From their work on the affordability of farmer’s markets to their contribution to the survival of Proyecto Jardin, Food and the Environment students challenge the dominant system by learning from the community and organizing with them.
New restaurants and shops open constantly in Highland Park, replacing some of the longstanding businesses and families who can no longer afford to stay. The Spatial Justice course considers this replacement not as harmless change, but instead as harmful displacement.
Spatial Justice is a CTSJ course that focuses on gentrification and the displacement of peoples in Los Angeles neighborhoods. Instructed by Professor Donna Maeda, the class reads about displacement from both a social science and humanities perspective in order to broaden the discussion on gentrification. Students also participate in a one-hour lab where they utilize mapping software to digitally represent the effects of gentrification.

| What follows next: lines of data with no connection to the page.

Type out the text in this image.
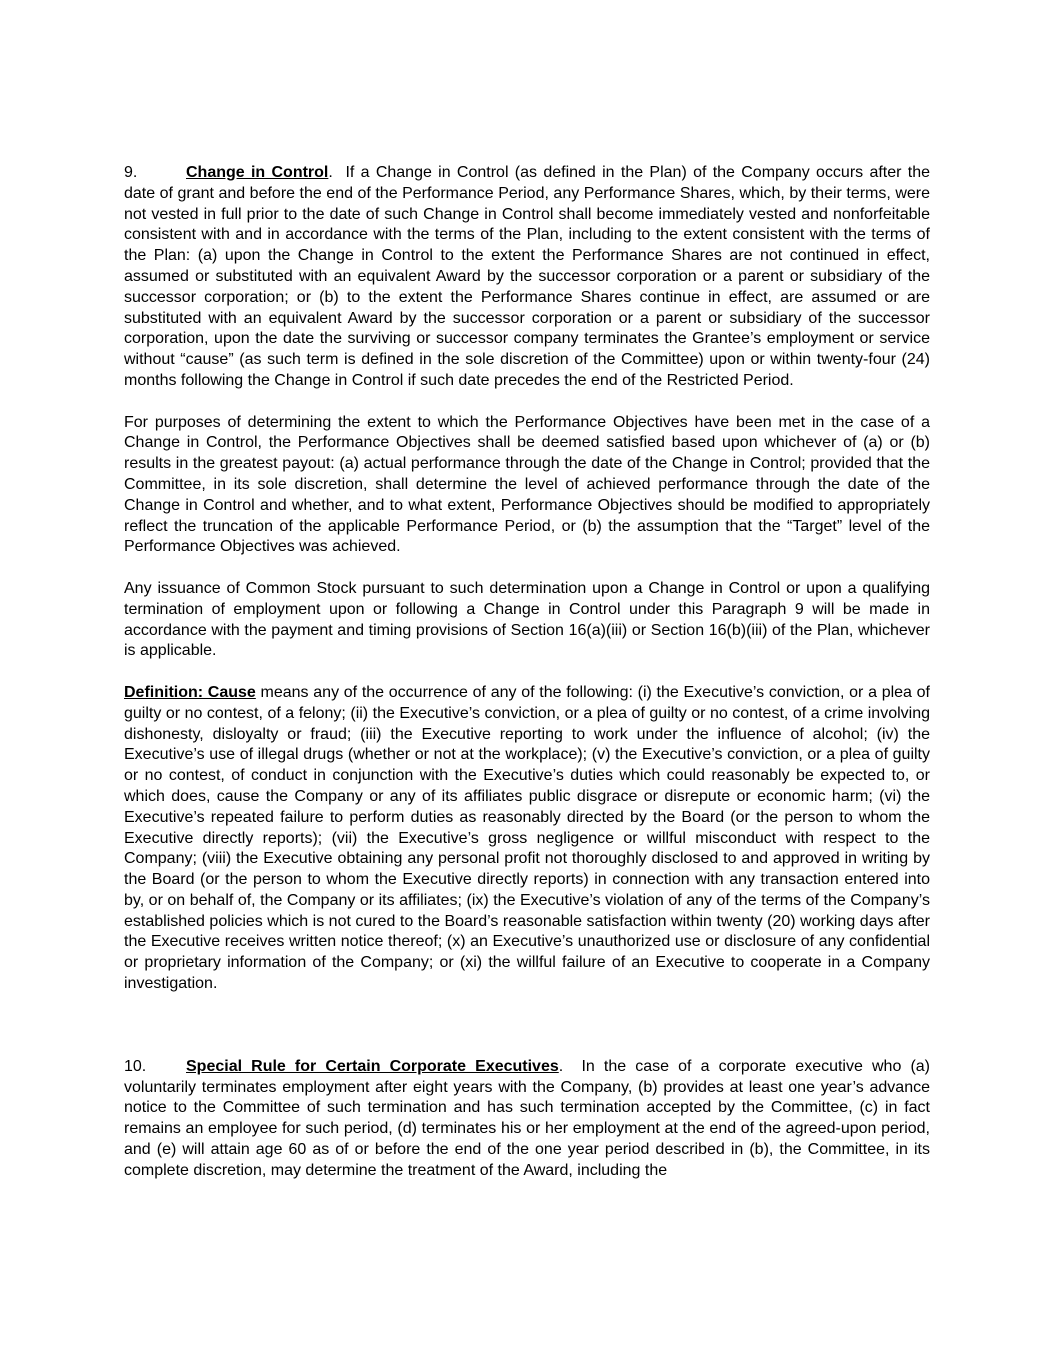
9.	Change in Control. If a Change in Control (as defined in the Plan) of the Company occurs after the date of grant and before the end of the Performance Period, any Performance Shares, which, by their terms, were not vested in full prior to the date of such Change in Control shall become immediately vested and nonforfeitable consistent with and in accordance with the terms of the Plan, including to the extent consistent with the terms of the Plan: (a) upon the Change in Control to the extent the Performance Shares are not continued in effect, assumed or substituted with an equivalent Award by the successor corporation or a parent or subsidiary of the successor corporation; or (b) to the extent the Performance Shares continue in effect, are assumed or are substituted with an equivalent Award by the successor corporation or a parent or subsidiary of the successor corporation, upon the date the surviving or successor company terminates the Grantee’s employment or service without “cause” (as such term is defined in the sole discretion of the Committee) upon or within twenty-four (24) months following the Change in Control if such date precedes the end of the Restricted Period.

For purposes of determining the extent to which the Performance Objectives have been met in the case of a Change in Control, the Performance Objectives shall be deemed satisfied based upon whichever of (a) or (b) results in the greatest payout: (a) actual performance through the date of the Change in Control; provided that the Committee, in its sole discretion, shall determine the level of achieved performance through the date of the Change in Control and whether, and to what extent, Performance Objectives should be modified to appropriately reflect the truncation of the applicable Performance Period, or (b) the assumption that the “Target” level of the Performance Objectives was achieved.

Any issuance of Common Stock pursuant to such determination upon a Change in Control or upon a qualifying termination of employment upon or following a Change in Control under this Paragraph 9 will be made in accordance with the payment and timing provisions of Section 16(a)(iii) or Section 16(b)(iii) of the Plan, whichever is applicable.

Definition: Cause means any of the occurrence of any of the following: (i) the Executive’s conviction, or a plea of guilty or no contest, of a felony; (ii) the Executive’s conviction, or a plea of guilty or no contest, of a crime involving dishonesty, disloyalty or fraud; (iii) the Executive reporting to work under the influence of alcohol; (iv) the Executive’s use of illegal drugs (whether or not at the workplace); (v) the Executive’s conviction, or a plea of guilty or no contest, of conduct in conjunction with the Executive’s duties which could reasonably be expected to, or which does, cause the Company or any of its affiliates public disgrace or disrepute or economic harm; (vi) the Executive’s repeated failure to perform duties as reasonably directed by the Board (or the person to whom the Executive directly reports); (vii) the Executive’s gross negligence or willful misconduct with respect to the Company; (viii) the Executive obtaining any personal profit not thoroughly disclosed to and approved in writing by the Board (or the person to whom the Executive directly reports) in connection with any transaction entered into by, or on behalf of, the Company or its affiliates; (ix) the Executive’s violation of any of the terms of the Company’s established policies which is not cured to the Board’s reasonable satisfaction within twenty (20) working days after the Executive receives written notice thereof; (x) an Executive’s unauthorized use or disclosure of any confidential or proprietary information of the Company; or (xi) the willful failure of an Executive to cooperate in a Company investigation.

10. Special Rule for Certain Corporate Executives. In the case of a corporate executive who (a) voluntarily terminates employment after eight years with the Company, (b) provides at least one year’s advance notice to the Committee of such termination and has such termination accepted by the Committee, (c) in fact remains an employee for such period, (d) terminates his or her employment at the end of the agreed-upon period, and (e) will attain age 60 as of or before the end of the one year period described in (b), the Committee, in its complete discretion, may determine the treatment of the Award, including the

Professor Maeda feels that her background in the humanities has presented a unique angle on studying gentrification and displacement; in her opinion gentrification is typically viewed as an issue for social scientists.
“As a humanist, I look at questions from a different angle than those that are usually considered to be practical or useful for community partners,” Maeda said. “I’ve been really trying thinking about what are the right kinds of projects to bring that into the CTSJ [department].”
Castillo is involved with this course as well. While Professor Maeda constructed a large portion of the syllabus, much of the impetus for this course comes from Castillo’s organizer mentality.
“There have been all these conversations about what’s going on in Highland Park that Celestina from the CCBL has been leading,” Maeda said. “She will also come to meetings with me with John Urquiza from Northeast Los Angeles Alliance so she’s been at every step of the planning.”
Castillo came and spoke to the class about her experience as a community organizer. Her participation allowed the students in Spatial Justice to hear about gentrification from community voices, rather than read about gentrification from a scholarly source or a removed perspective.
The community-based component of the course has involved field trips and community organized events. While the syllabus included a field trip to see Highland Park’s mural art with a local muralist, students added their own component of community engagement as well. Students organized a visit from Northeast Los Angeles Alliance (NELAA) to come to campus and perform a play called “Gentrification is Colonization” April 8. The performance was especially powerful for some.
“[Seeing the play] was a great experience because you could really see the academic side of it, where they discuss the history of [displacement],” Raihana Haynes-Venerable (junior) said. “But then there’s this component that’s so emotional and so powerful because this is their lives.”